As long as we have a death penalty, the risk of executing an innocent person can never be eliminated. This November, in California, voters will have the opportunity to ensure that their state never makes the ultimate mistake by voting yes on Proposition 62, which will replace the death penalty with a sentence of life in prison without parole. In an attempt to confuse voters, however, prosecutors and prison guards have placed a second initiative on the ballot, Proposition 66, that promises to "speed up" the death penalty by removing important legal protections, imposing arbitrary timelines, and forcing inexperienced attorneys to handle death penalty cases. It is a recipe for disaster that will greatly increase the state's chance of executing an innocent person. The idea behind Proposition 66 is to bring Texas-style justice to California so they can operate death row like a conveyor belt.

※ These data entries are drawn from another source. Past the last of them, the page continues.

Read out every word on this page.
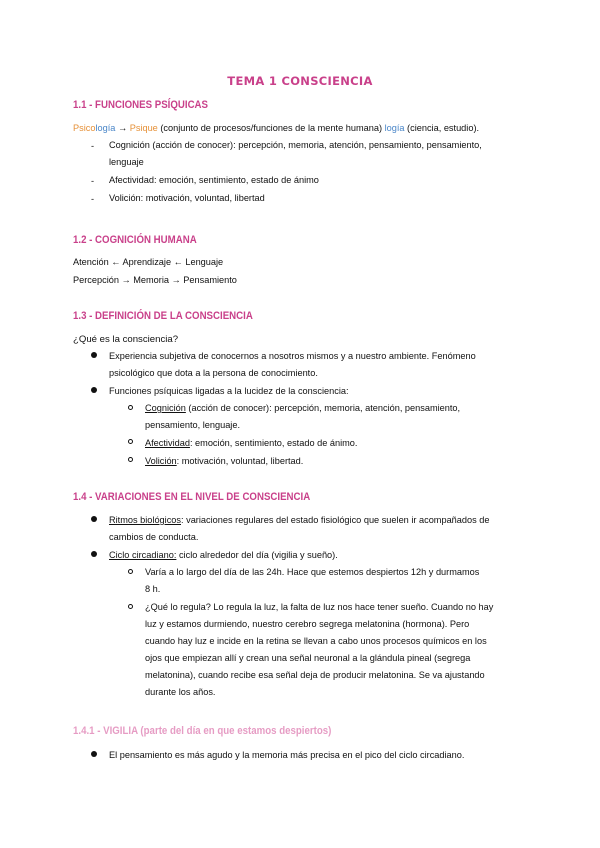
TEMA 1 CONSCIENCIA
1.1 - FUNCIONES PSÍQUICAS
Psicología → Psique (conjunto de procesos/funciones de la mente humana) logía (ciencia, estudio).
- Cognición (acción de conocer): percepción, memoria, atención, pensamiento, pensamiento,
lenguaje
- Afectividad: emoción, sentimiento, estado de ánimo
- Volición: motivación, voluntad, libertad
1.2 - COGNICIÓN HUMANA
Atención ← Aprendizaje ← Lenguaje
Percepción → Memoria → Pensamiento
1.3 - DEFINICIÓN DE LA CONSCIENCIA
¿Qué es la consciencia?
Experiencia subjetiva de conocernos a nosotros mismos y a nuestro ambiente. Fenómeno
psicológico que dota a la persona de conocimiento.
Funciones psíquicas ligadas a la lucidez de la consciencia:
Cognición (acción de conocer): percepción, memoria, atención, pensamiento,
pensamiento, lenguaje.
Afectividad: emoción, sentimiento, estado de ánimo.
Volición: motivación, voluntad, libertad.
1.4 - VARIACIONES EN EL NIVEL DE CONSCIENCIA
Ritmos biológicos: variaciones regulares del estado fisiológico que suelen ir acompañados de
cambios de conducta.
Ciclo circadiano: ciclo alrededor del día (vigilia y sueño).
Varía a lo largo del día de las 24h. Hace que estemos despiertos 12h y durmamos
8 h.
¿Qué lo regula? Lo regula la luz, la falta de luz nos hace tener sueño. Cuando no hay
luz y estamos durmiendo, nuestro cerebro segrega melatonina (hormona). Pero
cuando hay luz e incide en la retina se llevan a cabo unos procesos químicos en los
ojos que empiezan allí y crean una señal neuronal a la glándula pineal (segrega
melatonina), cuando recibe esa señal deja de producir melatonina. Se va ajustando
durante los años.
1.4.1 - VIGILIA (parte del día en que estamos despiertos)
El pensamiento es más agudo y la memoria más precisa en el pico del ciclo circadiano.
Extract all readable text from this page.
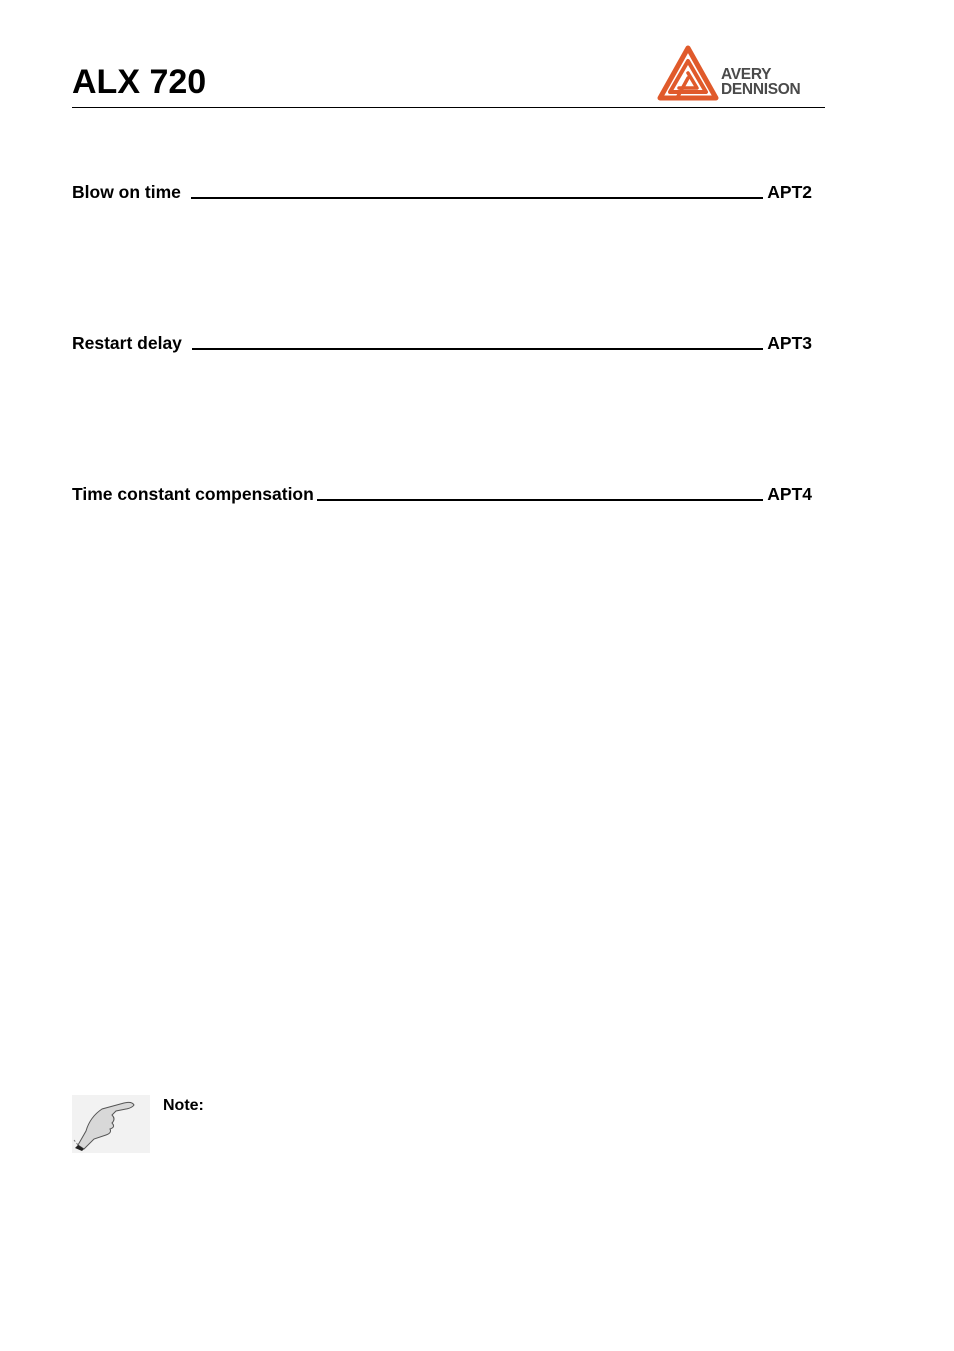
ALX 720	AVERY
DENNISON
Blow on time	APT2
Restart delay	APT3
Time constant compensation	APT4
Note:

The problem: Texas has executed innocent people. Both Carlos De Luna and Cameron Todd Willingham were executed in Texas, where introducing new evidence of innocence is nearly impossible. It is unfathomable that California would want to replicate Texas laws that have led to the execution of innocent people.

Both sides agree the California's death penalty is broken - there hasn't been an execution in over a decade, despite billions of dollars spent maintaining death row, and three innocent people have been released from death row in this state since 1989. Now voters have a choice about what to do with California's failed system.

In making this choice, I hope they will remember Troy. Troy knew that as long as the specter of the death penalty continues to haunt the American justice system, more innocent men and women would be executed. We must admit to ourselves that infallibility is beyond our grasp. It isn't a question of if we will execute another innocent person, but when - unless we recognize that the cost of this failed system is just too high. California voters should vote Yes on Proposition 62, and No on Proposition 66 this November.

Ben Jealous served as President and CEO of the National Association for the Advancement of Colored People (NAACP) between 2008 and 2012. Troy's sister Martina succumbed to cancer just months after Troy was executed, so Ben took on the responsibility of overseeing her son's education. De'Jaun is now a senior at Morehouse College where he is majoring in Physics and Electrical Engineering.